IL FOCUS, SECONDA PARTE. Reggia di Caserta, palazzo sandwich per pubblicità a buon mercato di aziende scadenti

11 Dicembre 2018 - 15:59

CASERTA (Pasman) – Riprendiamo il tema, affrontato nella sua prima parte alcuni giorni fa, della tutela della Reggia, la quale è oramai caduta in un vortice di aperto sfruttamento consumistico che non ha eguali persino rispetto ad un passato più recente, in cui, pur nelle difficoltà gestionali, ne erano quantomeno salvaguardate il decoro ed il rilievo culturale.

Anzi, siccome non ci si preoccupa neppure più di salvare le forme, il principale giornale del mezzogiorno, che dovrebbe rappresentare l’avanguardia civile dei nostri territori, nel presentare le iniziative del periodo ha potuto pacificamente titolare nei  giorni scorsi: “Alla Reggia il grande show della moda e del design”. Con quel termine, show, che fa entrare apertamente il monumento nella dimensione dello spettacolo e dell’intrattenimento. Ma, d’altra parte, il termine rappresenta vividamente quello che in realtà si combina nel sito reale. Come informa il quotidiano, si tratta di “…sfilate…”, “…fashion show …”, e, udite udite, “…trunk show…” (che, secondo un sito specializzato consultato, consiste nella  vendita di abiti a prezzo scontato). Il tutto condito dalla precisazione che si sarà in presenza di “…Una ventata di lusso…”: chissà se è un invito a coprirsi contro i malanni o a presentarsi con un portafoglio ben munito. E con tale opportunità per queste aziende, prima di tutto commerciali e che vivono di pubblicità in qualsiasi forma, di accostare insperatamente e a buon prezzo il loro nome al Palazzo Reale. Tanto è vero che chi di pubblicità non ha bisogno, come il Centro Commerciale Campania, l’Outlet… Oromare od il Tarì è ovvio che paradossalmente restano volutamente a margine.

Lo Scalone d’onore ed il Vestibolo sono per solito gli ambienti – le stupende location, come melensamente usa dirsi in quei giri – dove queste cose si svolgono, perché nell’ottica pratica dei promotori vi si offrono spazi ideali di allestimento e non importa il loro intrinseco impatto con sedie, tavoli, cavalletti, casse, carrelli, etc., etc. . Il matrimonio Ammaturo ne ha dato una prova eloquente.
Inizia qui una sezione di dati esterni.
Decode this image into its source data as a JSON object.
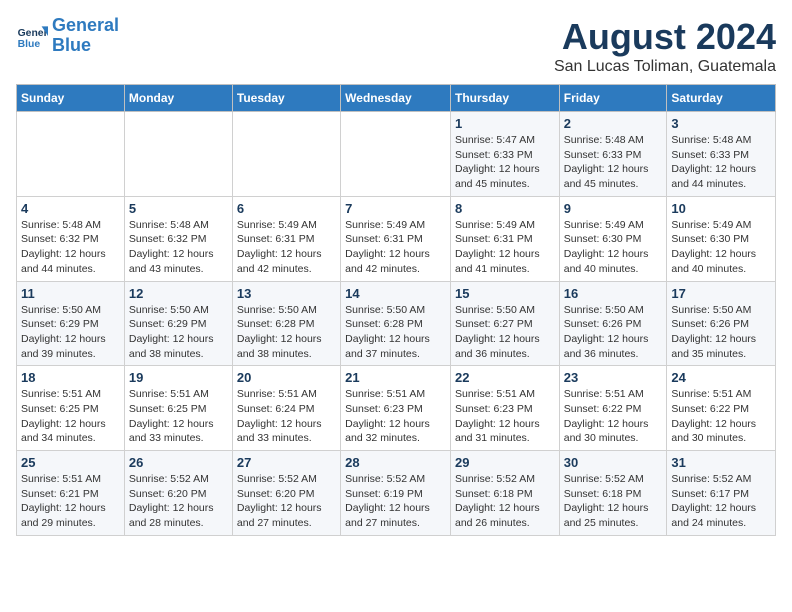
{
  "logo": {
    "line1": "General",
    "line2": "Blue"
  },
  "title": "August 2024",
  "subtitle": "San Lucas Toliman, Guatemala",
  "days_of_week": [
    "Sunday",
    "Monday",
    "Tuesday",
    "Wednesday",
    "Thursday",
    "Friday",
    "Saturday"
  ],
  "weeks": [
    [
      {
        "day": "",
        "info": ""
      },
      {
        "day": "",
        "info": ""
      },
      {
        "day": "",
        "info": ""
      },
      {
        "day": "",
        "info": ""
      },
      {
        "day": "1",
        "info": "Sunrise: 5:47 AM\nSunset: 6:33 PM\nDaylight: 12 hours\nand 45 minutes."
      },
      {
        "day": "2",
        "info": "Sunrise: 5:48 AM\nSunset: 6:33 PM\nDaylight: 12 hours\nand 45 minutes."
      },
      {
        "day": "3",
        "info": "Sunrise: 5:48 AM\nSunset: 6:33 PM\nDaylight: 12 hours\nand 44 minutes."
      }
    ],
    [
      {
        "day": "4",
        "info": "Sunrise: 5:48 AM\nSunset: 6:32 PM\nDaylight: 12 hours\nand 44 minutes."
      },
      {
        "day": "5",
        "info": "Sunrise: 5:48 AM\nSunset: 6:32 PM\nDaylight: 12 hours\nand 43 minutes."
      },
      {
        "day": "6",
        "info": "Sunrise: 5:49 AM\nSunset: 6:31 PM\nDaylight: 12 hours\nand 42 minutes."
      },
      {
        "day": "7",
        "info": "Sunrise: 5:49 AM\nSunset: 6:31 PM\nDaylight: 12 hours\nand 42 minutes."
      },
      {
        "day": "8",
        "info": "Sunrise: 5:49 AM\nSunset: 6:31 PM\nDaylight: 12 hours\nand 41 minutes."
      },
      {
        "day": "9",
        "info": "Sunrise: 5:49 AM\nSunset: 6:30 PM\nDaylight: 12 hours\nand 40 minutes."
      },
      {
        "day": "10",
        "info": "Sunrise: 5:49 AM\nSunset: 6:30 PM\nDaylight: 12 hours\nand 40 minutes."
      }
    ],
    [
      {
        "day": "11",
        "info": "Sunrise: 5:50 AM\nSunset: 6:29 PM\nDaylight: 12 hours\nand 39 minutes."
      },
      {
        "day": "12",
        "info": "Sunrise: 5:50 AM\nSunset: 6:29 PM\nDaylight: 12 hours\nand 38 minutes."
      },
      {
        "day": "13",
        "info": "Sunrise: 5:50 AM\nSunset: 6:28 PM\nDaylight: 12 hours\nand 38 minutes."
      },
      {
        "day": "14",
        "info": "Sunrise: 5:50 AM\nSunset: 6:28 PM\nDaylight: 12 hours\nand 37 minutes."
      },
      {
        "day": "15",
        "info": "Sunrise: 5:50 AM\nSunset: 6:27 PM\nDaylight: 12 hours\nand 36 minutes."
      },
      {
        "day": "16",
        "info": "Sunrise: 5:50 AM\nSunset: 6:26 PM\nDaylight: 12 hours\nand 36 minutes."
      },
      {
        "day": "17",
        "info": "Sunrise: 5:50 AM\nSunset: 6:26 PM\nDaylight: 12 hours\nand 35 minutes."
      }
    ],
    [
      {
        "day": "18",
        "info": "Sunrise: 5:51 AM\nSunset: 6:25 PM\nDaylight: 12 hours\nand 34 minutes."
      },
      {
        "day": "19",
        "info": "Sunrise: 5:51 AM\nSunset: 6:25 PM\nDaylight: 12 hours\nand 33 minutes."
      },
      {
        "day": "20",
        "info": "Sunrise: 5:51 AM\nSunset: 6:24 PM\nDaylight: 12 hours\nand 33 minutes."
      },
      {
        "day": "21",
        "info": "Sunrise: 5:51 AM\nSunset: 6:23 PM\nDaylight: 12 hours\nand 32 minutes."
      },
      {
        "day": "22",
        "info": "Sunrise: 5:51 AM\nSunset: 6:23 PM\nDaylight: 12 hours\nand 31 minutes."
      },
      {
        "day": "23",
        "info": "Sunrise: 5:51 AM\nSunset: 6:22 PM\nDaylight: 12 hours\nand 30 minutes."
      },
      {
        "day": "24",
        "info": "Sunrise: 5:51 AM\nSunset: 6:22 PM\nDaylight: 12 hours\nand 30 minutes."
      }
    ],
    [
      {
        "day": "25",
        "info": "Sunrise: 5:51 AM\nSunset: 6:21 PM\nDaylight: 12 hours\nand 29 minutes."
      },
      {
        "day": "26",
        "info": "Sunrise: 5:52 AM\nSunset: 6:20 PM\nDaylight: 12 hours\nand 28 minutes."
      },
      {
        "day": "27",
        "info": "Sunrise: 5:52 AM\nSunset: 6:20 PM\nDaylight: 12 hours\nand 27 minutes."
      },
      {
        "day": "28",
        "info": "Sunrise: 5:52 AM\nSunset: 6:19 PM\nDaylight: 12 hours\nand 27 minutes."
      },
      {
        "day": "29",
        "info": "Sunrise: 5:52 AM\nSunset: 6:18 PM\nDaylight: 12 hours\nand 26 minutes."
      },
      {
        "day": "30",
        "info": "Sunrise: 5:52 AM\nSunset: 6:18 PM\nDaylight: 12 hours\nand 25 minutes."
      },
      {
        "day": "31",
        "info": "Sunrise: 5:52 AM\nSunset: 6:17 PM\nDaylight: 12 hours\nand 24 minutes."
      }
    ]
  ]
}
La meraviglia delle forme, della luce e delle cromie di quelle quinte architettoniche non li sfiora per niente né li fa sentire come profanatori, essendo esse solo funzionali alle loro messe in scena.

Abbiamo concluso – si ricorderà – la prima parte di questa riflessione evidenziando come la borghesia più facoltosa ed il ceto medio, con le categorie dei professionisti, degli imprenditori, degli intellettuali, delle burocrazie pubbliche, dai quali si immaginerebbe una spiccata sensibilità per il sito reale, con una pochezza preoccupante non se ne impensieriscono punto. E non perdono occasione, grande o piccola, per tenervi incontri, convegni, banchetti o comunque per figurare. In questo imitate da tante istituzioni anche benemerite, che non necessiterebbero di un tale sfoggio di ostentazione che spesso sfocia nell’esibizionismo.

Uno dei segni di evoluzione della nostra società gravemente arretrata, provinciale, si coglierà allorché tutti costoro si asterranno in futuro dal volersi, insensatamente e senza ragione plausibile, rappresentare nella Reggia, perché vorranno, per scelta consapevole, salvaguardarne l’integrità.

Che poi – c’è da considerare – questi eventi in conto terzi, come vengono definiti nel gergo burocratico, sono i più contestati dai sindacati dell’ente museale, almeno da parte di quelli più credibili che non hanno scelto l’appeasement della cogestione come durante la direzione di Mauro Felicori. Oltre a metterne in discussione i criteri di trasparenza, evidenziano il fatto che invariabilmente finiscano per lasciare danni e guasti al monumento. Come difatti il nostro giornale ha documentato tante volte, a cominciare dalle sigarette spente nei bicchieri di carta abbandonati sui piedistalli delle colonne proprio del vestibolo, dopo un aperitivo (sic!); perché spesso questo è il livello: vi si fuma e vi si sporca come neanche nell’ultima delle bettole.